Non capita spesso di trovarsi davanti a un vino che obbliga a rivedere i propri riferimenti già dal primo sorso. “Scommessa” di Santa Barbara è uno di questi. È un Verdicchio (questo il disciplinare), ma solo fino a un certo punto. Poi prende una direzione tutta sua.
Al naso è preciso e pulito, senza alcuna concessione all’esuberanza. Gli agrumi sono i protagonisti, soprattutto cedro e scorza d’arancia, accompagnati da fiori bianchi, erbe aromatiche e una leggera sfumatura tropicale. Con l’ossigenazione emergono note più profonde di pietra bagnata, mandorla fresca e una speziatura delicata, perfettamente integrata. Il legno si avverte più nella tessitura che nell’aroma e contribuisce ad ampliare il quadro senza alterare l’identità del vino.
Ma all’assaggio capisco subito che questo è un vino che dividerà l’opinione sia degli esperti, sia dei consumatori. L’ingresso è quasi tagliente. L’acidità arriva immediatamente, netta, verticale, e imprime al sorso una spinta fuori dal comune. È una scelta stilistica precisa, coraggiosa, che rende il vino vivo, dinamico e certamente mai banale. La componente salina accompagna tutta la progressione e dona profondità, mentre la struttura, importante, riempie il palato.
Tecnicismi a parte, ecco cosa ne penso del Verdicchio “Scommessa” di Stefano Antonucci
I quattordici gradi alcolici cercano chiaramente di arrotondare una freschezza fuori scala, ma l’impressione è che non riescano sempre a contenerla del tutto. È proprio qui, però, che nasce anche la riflessione più interessante. Nei primi istanti il vino appare quasi diviso tra due anime. Da una parte una tensione acida di rara intensità, dall’altra una materia ricca e matura che prova a riportare equilibrio. Alla fine il sorso non trova un assetto comodo: quel contrasto iniziale rimane percepibile e probabilmente rappresenterà l’aspetto più discusso di questo vino. C’è chi lo interpreterà come energia e personalità. Altri potrebbero leggerlo come un equilibrio ancora in evoluzione.

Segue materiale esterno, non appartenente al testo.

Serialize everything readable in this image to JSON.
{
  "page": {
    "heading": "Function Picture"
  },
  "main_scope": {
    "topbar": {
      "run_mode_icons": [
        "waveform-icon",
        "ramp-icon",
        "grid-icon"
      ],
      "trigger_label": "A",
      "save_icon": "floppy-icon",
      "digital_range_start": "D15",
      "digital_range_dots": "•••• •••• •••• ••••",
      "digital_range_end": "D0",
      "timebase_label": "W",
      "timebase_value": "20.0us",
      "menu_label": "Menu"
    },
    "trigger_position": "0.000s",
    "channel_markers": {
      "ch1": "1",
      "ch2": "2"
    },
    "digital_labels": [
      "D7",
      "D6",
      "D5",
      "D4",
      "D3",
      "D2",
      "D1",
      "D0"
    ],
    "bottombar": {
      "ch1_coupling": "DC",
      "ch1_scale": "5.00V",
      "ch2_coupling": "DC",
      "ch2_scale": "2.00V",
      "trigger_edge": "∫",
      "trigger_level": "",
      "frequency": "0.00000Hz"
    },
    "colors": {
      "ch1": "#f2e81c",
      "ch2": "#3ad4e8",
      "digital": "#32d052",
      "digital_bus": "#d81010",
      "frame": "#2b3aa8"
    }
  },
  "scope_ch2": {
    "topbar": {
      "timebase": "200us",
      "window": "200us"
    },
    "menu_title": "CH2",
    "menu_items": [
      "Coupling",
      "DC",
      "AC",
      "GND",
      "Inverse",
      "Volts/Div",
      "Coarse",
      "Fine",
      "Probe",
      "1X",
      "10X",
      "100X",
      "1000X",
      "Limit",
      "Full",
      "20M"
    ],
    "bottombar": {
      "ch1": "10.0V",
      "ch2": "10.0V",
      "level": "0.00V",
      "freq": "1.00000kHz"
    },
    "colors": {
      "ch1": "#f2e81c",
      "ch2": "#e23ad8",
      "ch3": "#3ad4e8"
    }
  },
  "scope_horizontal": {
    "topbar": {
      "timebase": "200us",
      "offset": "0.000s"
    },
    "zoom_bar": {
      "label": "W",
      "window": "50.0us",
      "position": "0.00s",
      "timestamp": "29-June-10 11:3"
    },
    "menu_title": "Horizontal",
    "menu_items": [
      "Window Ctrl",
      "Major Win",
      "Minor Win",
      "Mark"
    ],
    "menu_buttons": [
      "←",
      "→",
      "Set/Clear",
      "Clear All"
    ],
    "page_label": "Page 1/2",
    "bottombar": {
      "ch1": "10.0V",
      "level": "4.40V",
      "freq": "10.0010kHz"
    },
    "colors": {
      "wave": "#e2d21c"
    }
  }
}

La chiusura è molto lunga. Restano salgemma, agrumi, una sottile vena balsamica e il classico ricordo di mandorla del Verdicchio, ma reinterpretato in una chiave decisamente contemporanea. Il bicchiere non si svuota con facilità, ma forse perché ti viene da studiarlo. Insomma, ti invita più alla riflessione che alla semplice e innocente beva.
Resta infine una domanda sulla scelta della chiusura con tappo Stelvin
Hey, fermi tutti! Adoro i vini pensati per essere commercializzati già pronti e quindi approvo l’uso del tappo Stelvin. Nessun pregiudizio, quindi, verso una soluzione che oggi offre indubbi vantaggi in termini di affidabilità e costanza qualitativa. Il dubbio nasce piuttosto dalla natura stessa di questo vino in particolare. Scommessa di Stefano Antonucci possiede struttura, acidità e complessità sufficienti per immaginare un’evoluzione affascinante nel tempo. Sarebbe interessante capire fino a dove potrebbe arrivare lasciandogli qualche libertà in più durante l’affinamento in bottiglia. Lo Stelvin garantirà certamente una conservazione impeccabile, ma potrebbe anche accompagnare il vino verso un’evoluzione più lenta e meno sfaccettata rispetto a quella che, per caratteristiche, sembrerebbe promettere.
La mia recensione in sintesi
Scommessa non cerca il consenso unanime e probabilmente non lo otterrà. È un vino che mette in discussione alcune convinzioni sul Verdicchio e lo fa senza scorciatoie. Non tutto convince allo stesso modo, soprattutto nella gestione della poderosa acidità iniziale che per mio gusto personale la trovo troppo invadente; ma è difficile non riconoscergli una qualità oggi sempre più rara: avere una personalità precisa, riconoscibile e capace di far discutere.
In un panorama dove molti vini cercano di piacere a tutti, Scommessa sceglie la strada più difficile. E forse è proprio questa la sua qualità migliore.